Sind Fake News eine Gefahr – oder eine Chance für die Medien?

Eine Chance, die besser genutzt werden könnte.

Wie hältst Du es mit linearem (live) Radio und Fernsehen?

Kann vorkommen, dass ich das nutze, via iPad oder Smartphone. Aber eher selten. Ich ziehe Apps zum Auswählen von Sendungen vor.

Hörst Du Podcasts? Hast Du einen Lieblingspodcast?

Ich höre Radiosendungen, vor allem per Smartphone, und setze voraus, dass die Sendungen gestaltet werden. Podcasts sind ein Hype. Es gibt gute Audio-Beiträge, die ich verpasse, weil sie nicht in meinen Alltag passen.

Was bedeutet es für die Medien (und die Gesellschaft), dass laut fög 53 % der 16- bis 29-Jährigen zu den News-Deprivierten gehört?

Wenn sich das verfestigt, haben die Medien ein kleineres Kundenpotenzial, und die demokratische Willensbildung wird labiler. Nicht wünschenswert.

Tamedia-VR-Präsident Pietro Supino geht davon aus, dass in zehn Jahren zwischen einem Viertel und einem Drittel der Artikel im «Tages-Anzeiger» von Robotern geschrieben werden. Lässt sich Journalismus automatisieren?

Hat er das gesagt? Die Fortschritte bei der Roboter-Intelligenz werden überschätzt. In meinem Alltag werde ich vor allem von dummer Software belästigt. Tamedia leidet derzeit an einem publizistischen Technologie-Tick. Mag sein, dass Journalisten in zehn Jahren durch intelligente Schreibprogramme unterstützt werden. Könnte durchaus hilfreich sein. Aber 25 bis 30 Prozent der Zeitungsartikel computer-generiert? Wer will solche Industrieware kaufen?

Siehst Du für professionellen Journalismus noch eine Zukunft?

Gewiss. Es gibt wunderbare technische Möglichkeiten für guten Journalismus. Wer jetzt davon träumt, sollte aber ein stattliches Erbe in Aussicht haben.

Schreibst Du manchmal noch von Hand?

Gewiss, beruflich und privat. Macht Spass.

Ist Donald Trump gut oder schlecht für die Medien?

Ein verlässlicher, erstaunlich nachhaltiger Quotentreiber. Ein bizarres Phänomen, das Gedankenarbeit erfordert.

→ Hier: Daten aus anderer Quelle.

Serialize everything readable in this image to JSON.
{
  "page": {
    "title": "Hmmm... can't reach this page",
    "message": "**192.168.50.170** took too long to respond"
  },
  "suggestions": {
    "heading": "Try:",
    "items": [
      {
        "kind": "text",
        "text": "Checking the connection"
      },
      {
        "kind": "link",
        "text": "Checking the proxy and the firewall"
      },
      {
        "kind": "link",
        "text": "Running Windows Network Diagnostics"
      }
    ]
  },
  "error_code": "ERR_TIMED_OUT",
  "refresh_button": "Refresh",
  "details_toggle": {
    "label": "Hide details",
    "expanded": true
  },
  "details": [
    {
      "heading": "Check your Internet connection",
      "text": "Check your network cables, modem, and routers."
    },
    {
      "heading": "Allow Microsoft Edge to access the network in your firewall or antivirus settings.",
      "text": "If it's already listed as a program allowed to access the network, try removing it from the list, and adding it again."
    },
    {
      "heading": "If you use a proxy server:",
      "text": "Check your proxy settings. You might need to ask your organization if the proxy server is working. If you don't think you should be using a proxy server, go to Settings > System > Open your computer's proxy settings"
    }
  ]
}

Könnte man medial besser, intelligenter auswerten.

Wem glaubst Du?

Glauben tu ich nicht, aber ich traue jenen, die sich in einer Sache auskennen und kein dschihadistisches Herz haben.

Dein letztes Wort?

In der Medien-Schweiz gibt es zu wenige, die zu viel Macht haben.


Rainer Stadler

1958 geboren in St. Gallen. Studium der Philosophie und der französischen Literatur und Linguistik in Zürich und Paris. Danach Mitarbeiter eines Pressebüros. 1989 Wechsel zur NZZ. Heute Feuilletonredaktor der NZZ, spezialisiert auf die Beobachtung des wirtschaftlichen, technischen, politischen und weltanschaulichen Geschehens in der Medienbranche. 2008 hat Stadler den Zürcher Journalistenpreis für sein Gesamtwerk erhalten. 2011 ist er mit dem Radio- und Fernsehpreis der Ostschweiz ausgezeichnet worden.